During my PhD I developed two new methods (and published the two best papers of my career so far), but after that I stopped working with non-additivity and switched to the canonical model. To be clear, I haven’t solved the problem of the nature of dominance; I contributed some information to this debate, and I hope someone else who is smarter than me can handle this problem — and good luck to them!

What led you to Open Targets?

A combination of circumstances: I was looking to relocate because of the war, and I saw an ad for a statistical geneticist which perfectly fitted my skills and scientific interests.

The role was contributing to Open Targets Genetics, which I was familiar with, and I was excited to join because I had some ideas of how to improve it… It’s like that famous anecdote of the person who wants to fix an issue so he joins the company, fixes the issue, then quits (laughs). But I aim to stay!

Not only haven’t you left — you’re now leading the team! What is on your to-do list in this new role?

The aim of the Open Targets informatics ecosystem is to aggregate the world’s genetic association data, and analyse it systematically to better understand disease biology, and make those insights available to the community. The challenge for us is — within the increasingly vast range of available data and rapidly evolving analysis methods — deciding how and where to implement the most relevant frameworks to further this aim.

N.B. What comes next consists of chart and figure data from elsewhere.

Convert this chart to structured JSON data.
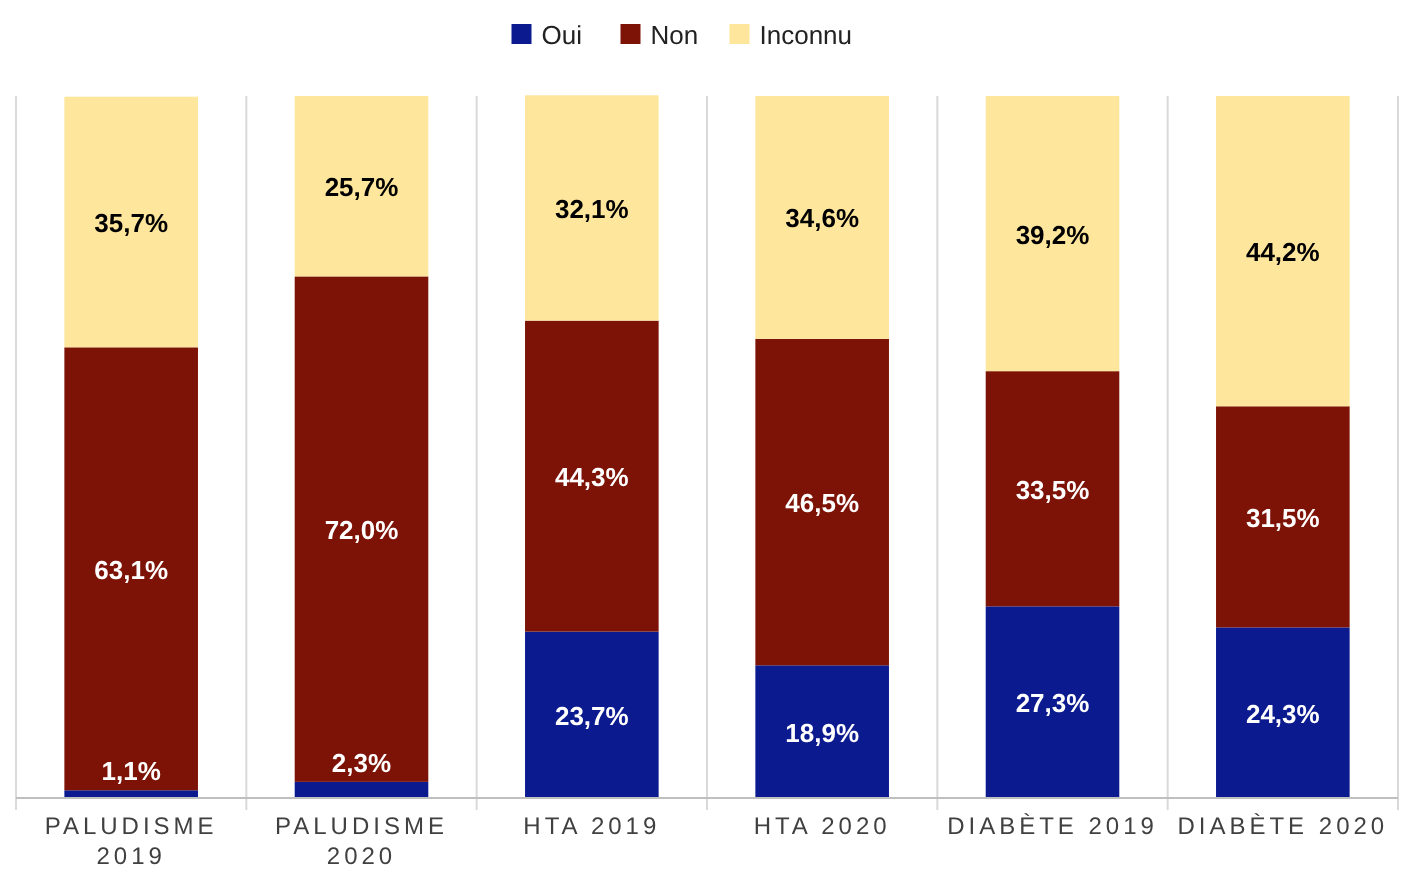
{
  "chart_data": {
    "type": "bar",
    "stacked": true,
    "categories": [
      "PALUDISME 2019",
      "PALUDISME 2020",
      "HTA 2019",
      "HTA 2020",
      "DIABÈTE 2019",
      "DIABÈTE 2020"
    ],
    "ylim": [
      0,
      100
    ],
    "tick_labels": "x",
    "legend": "top",
    "data_labels": true,
    "series": [
      {
        "name": "Oui",
        "color": "#0b1a8f",
        "values": [
          1.1,
          2.3,
          23.7,
          18.9,
          27.3,
          24.3
        ],
        "value_labels": [
          "1,1%",
          "2,3%",
          "23,7%",
          "18,9%",
          "27,3%",
          "24,3%"
        ]
      },
      {
        "name": "Non",
        "color": "#7d1206",
        "values": [
          63.1,
          72.0,
          44.3,
          46.5,
          33.5,
          31.5
        ],
        "value_labels": [
          "63,1%",
          "72,0%",
          "44,3%",
          "46,5%",
          "33,5%",
          "31,5%"
        ]
      },
      {
        "name": "Inconnu",
        "color": "#fee69c",
        "values": [
          35.7,
          25.7,
          32.1,
          34.6,
          39.2,
          44.2
        ],
        "value_labels": [
          "35,7%",
          "25,7%",
          "32,1%",
          "34,6%",
          "39,2%",
          "44,2%"
        ]
      }
    ]
  }
}
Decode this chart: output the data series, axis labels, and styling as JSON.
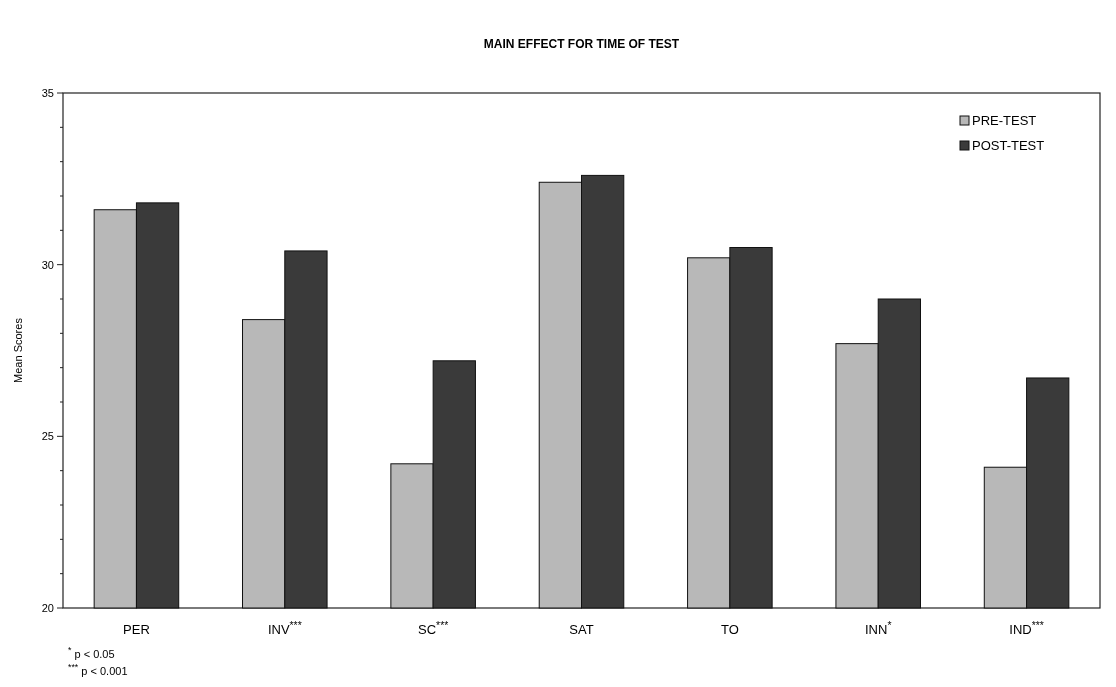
{
  "chart_data": {
    "type": "bar",
    "title": "MAIN EFFECT FOR TIME OF TEST",
    "ylabel": "Mean Scores",
    "categories": [
      "PER",
      "INV$^{***}$",
      "SC$^{***}$",
      "SAT",
      "TO",
      "INN$^{*}$",
      "IND$^{***}$"
    ],
    "series": [
      {
        "name": "PRE-TEST",
        "color": "#b8b8b8",
        "values": [
          31.6,
          28.4,
          24.2,
          32.4,
          30.2,
          27.7,
          24.1
        ]
      },
      {
        "name": "POST-TEST",
        "color": "#3a3a3a",
        "values": [
          31.8,
          30.4,
          27.2,
          32.6,
          30.5,
          29.0,
          26.7
        ]
      }
    ],
    "ylim": [
      20,
      35
    ],
    "yticks": [
      20,
      {
        "value": 21,
        "label": null
      },
      {
        "value": 22,
        "label": null
      },
      {
        "value": 23,
        "label": null
      },
      {
        "value": 24,
        "label": null
      },
      25,
      {
        "value": 26,
        "label": null
      },
      {
        "value": 27,
        "label": null
      },
      {
        "value": 28,
        "label": null
      },
      {
        "value": 29,
        "label": null
      },
      30,
      {
        "value": 31,
        "label": null
      },
      {
        "value": 32,
        "label": null
      },
      {
        "value": 33,
        "label": null
      },
      {
        "value": 34,
        "label": null
      },
      35
    ],
    "legend": "top right",
    "annotations": [
      "$^{*}$ p < 0.05",
      "$^{***}$ p < 0.001"
    ]
  }
}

Under Maya Ghoussaini’s leadership, Open Targets Genetics has already made large strides in this direction, for example implementing the Locus-to-Gene (L2G) score. For me, this new role is a chance for us to evaluate and refresh our pipelines to improve the platform, and our ability to develop it for the future.

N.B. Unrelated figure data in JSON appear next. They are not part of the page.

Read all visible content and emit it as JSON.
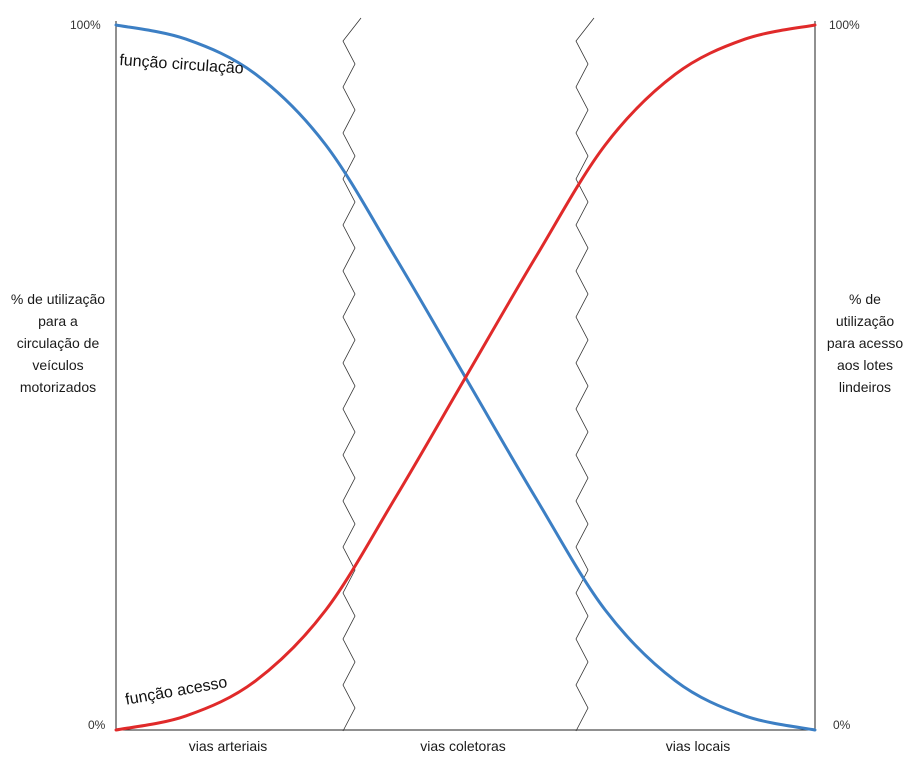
{
  "chart_data": {
    "type": "line",
    "title": "",
    "categories": [
      "vias arteriais",
      "vias coletoras",
      "vias locais"
    ],
    "x": [
      0,
      0.1,
      0.2,
      0.3,
      0.4,
      0.5,
      0.6,
      0.7,
      0.8,
      0.9,
      1.0
    ],
    "series": [
      {
        "name": "função circulação",
        "color": "#3c7fc4",
        "values": [
          100,
          98,
          93,
          83,
          67,
          50,
          33,
          17,
          7,
          2,
          0
        ]
      },
      {
        "name": "função acesso",
        "color": "#e02a2a",
        "values": [
          0,
          2,
          7,
          17,
          33,
          50,
          67,
          83,
          93,
          98,
          100
        ]
      }
    ],
    "ylim": [
      0,
      100
    ],
    "y_ticks_left": [
      "100%",
      "0%"
    ],
    "y_ticks_right": [
      "100%",
      "0%"
    ],
    "ylabel_left": [
      "% de utilização",
      "para a",
      "circulação de",
      "veículos",
      "motorizados"
    ],
    "ylabel_right": [
      "% de",
      "utilização",
      "para acesso",
      "aos lotes",
      "lindeiros"
    ],
    "annotations": {
      "circulacao": "função circulação",
      "acesso": "função acesso"
    },
    "grid": false
  }
}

Our current focus is to streamline our pipelines to optimise clumping, colocalisation, and fine-mapping. This will speed up our processes, and allow us to experiment with improvements to L2G.

What can people come talk to you about?

Genetics, statistical genetics, and mountains.

Any mountains in particular?

All mountains, but preferably those higher than 1,000m.

Mountains are my passion. I know that Cambridge — one of the flattest places in the UK — probably wasn’t the most optimal choice for me, but it just shows my dedication and commitment to Open Targets (laughs).

I love everything to do with mountains — hiking, alpinism, skiing, everything.

What are the best mountains?

My favourite mountains were the Pamir mountain range in Kyrgyzstan, probably the most famous mountains in post-Soviet countries (pictured in the cover image). It has some stunning peaks — the Lenin peak, Khan Tengri, Jengish Chokusu — and a number of over 7,000m. It’s a famous region for people who love alpinism, especially if you want to climb Everest: a 7,000m peak is good practice for an 8,000m one, and Kyrgyzstan is one of the easiest, safest, and cheapest choices for such practice. Moreover Kyrgyzstan has the best samsa (a type of savoury pastry) in the world — so it’s definitely worth the trip!